Thursday, April 25, 2013

President Goodluck Awards $40 Million Contract To An Israeli Company To Monitor Internet & ICT Communications Made By Nigerians!

The Jonathan administration secretly, and in open violation of lawful contracting procedures, has awarded an Israeli firm, Elbit Systems, with headquarters in Haifa, a $40million contract to help it spy on citizens’ computers and Internet communications under the guise of intelligence gathering and national security.

Elbit announced the contract award Wednesday in a global press release but was silent on the Nigerian destination of the contract. Its general manager, Yehuda Vered, opaquely announced that “Elbit Systems will supply its Wise Intelligence Technology (WiT) system to an unnamed country in Africa under a new $40 million contract announced on 24 April… for Intelligence Analysis and Cyber Defense,” but effusively claimed, in the statement, that his company is “proud to be selected to supply this unique system, which is already field-proven, fully operational and customizable.

The contract will now help the Jonathan administration access all computers and read all email correspondences of citizens in what is clearly, an infringement on constitutionally guaranteed freedom of expression.

This development has not always gladdened public officials in Nigeria many who have expressed open displeasure at the use of the Internet by social media activists and the power of its possibilities as an empowering medium for popular communication. The calls for regulation have been loud in both the administration and in the Nigerian legislature.
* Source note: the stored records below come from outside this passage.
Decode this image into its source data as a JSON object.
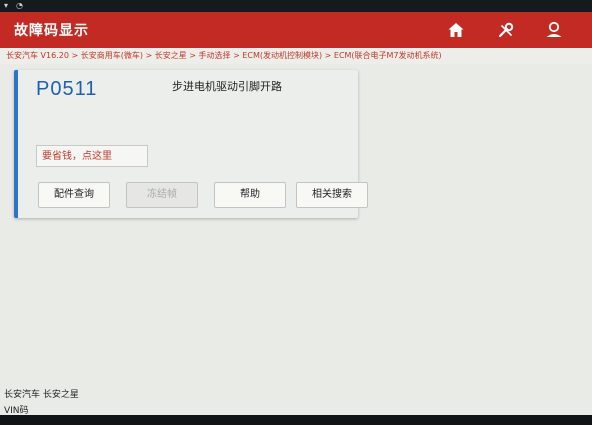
{
  "status_bar": {
    "icons": [
      "signal-icon",
      "wifi-icon"
    ]
  },
  "title_bar": {
    "title": "故障码显示",
    "buttons": [
      "home-icon",
      "tools-icon",
      "user-icon"
    ]
  },
  "breadcrumb": "长安汽车 V16.20 > 长安商用车(微车) > 长安之星 > 手动选择 > ECM(发动机控制模块) > ECM(联合电子M7发动机系统)",
  "dtc_card": {
    "code": "P0511",
    "description": "步进电机驱动引脚开路",
    "promo_label": "要省钱，点这里",
    "actions": [
      {
        "label": "配件查询",
        "enabled": true
      },
      {
        "label": "冻结帧",
        "enabled": false
      },
      {
        "label": "帮助",
        "enabled": true
      },
      {
        "label": "相关搜索",
        "enabled": true
      }
    ]
  },
  "vehicle_info": {
    "model": "长安汽车 长安之星",
    "vin_label": "VIN码"
  },
  "colors": {
    "title_bar": "#c42a24",
    "accent_blue": "#2c73c9",
    "breadcrumb_text": "#c0392b"
  }
}
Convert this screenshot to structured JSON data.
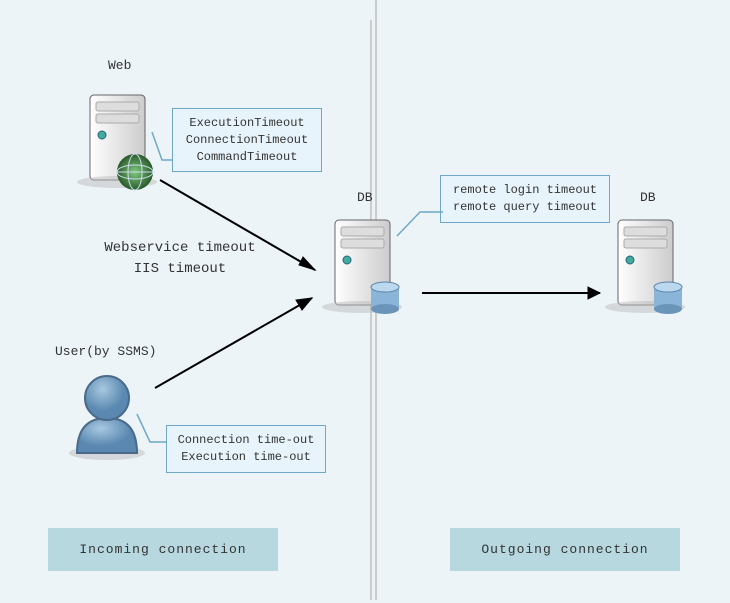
{
  "nodes": {
    "web": {
      "label": "Web"
    },
    "db1": {
      "label": "DB"
    },
    "db2": {
      "label": "DB"
    },
    "user": {
      "label": "User(by SSMS)"
    }
  },
  "boxes": {
    "web_timeouts": {
      "line1": "ExecutionTimeout",
      "line2": "ConnectionTimeout",
      "line3": "CommandTimeout"
    },
    "db_timeouts": {
      "line1": "remote login timeout",
      "line2": "remote query timeout"
    },
    "user_timeouts": {
      "line1": "Connection time-out",
      "line2": "Execution time-out"
    }
  },
  "mid_text": {
    "line1": "Webservice timeout",
    "line2": "IIS timeout"
  },
  "footer": {
    "incoming": "Incoming connection",
    "outgoing": "Outgoing connection"
  }
}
The earliest hint that the Jonathan administration had desires to invade privacy of citizens surfaced ealy April when researchers at the Munk School for Global Affairs at the University of Toronto alerted the world that Nigeria, Egypt, and Kenya were deploying Internet surveillance and censorship technology developed by an American company, Blue Coat, which specializes in online security. Blue Coat’s technology will allow the government to invade the privacy of journalists, netizens and their sources. Its censorship devices use Deep Packet Inspection, DPI, a technology employed by many western Internet Service Providers, to manage network traffic and suppress unwanted connections.